I have journals from college, journals from my early married years, journals specifically for overseas trips, journals just for my motorcycle adventures, journals for Scripture. It's a mess, really.
Before I get to the reason for my writing today, I want to point out that I don't use journals because I'm organized and I don't use them because I'm spiritual and I don't use them because I live an "intentional life". I write in my journals so I don't forget things. It's the same reason I take photographs. I've found that I can remember a lot of experiences I've had over the years just using my gray matter, but when I look at a picture or re-read a journal entry about an experience, I RE-LIVE the experience. Much, much better. It's that invigorating reminder that makes my journal entries so important.
So, last night I paused while reading the novel I currently have my nose in, sat my coffee down, reached over to my bookshelf and yanked out my most recent journal. I flipped to the front of it, to the well-aged entries, to see what I might find.
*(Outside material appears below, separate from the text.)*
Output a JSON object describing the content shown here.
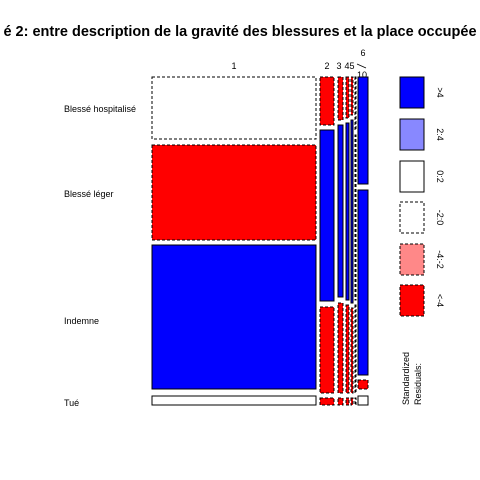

Now, the danger of reading your own journals is that you're likely to get shaken, slapped or stirred. The handful of pages I flipped through last night contained forgotten moments of wonder and awe and glory - my wife was there, my sons, my friends. There were reminders of God's faithfulness and kept promises. There were prayers for the future and testimonies of truth made in times of strong faith that gave me confidence as I read them. I was moved, and frankly, I felt a little bit silly that my heart feels so weak at times in spite of all the good that has come my way by the hand of God.
In the end, I've renewed my commitment to keep writing, if for no other reason than that someday, someone (maybe my kids!) will read those journals after I'm gone and find the story of a relentless God making His life known in the life of an ordinary man.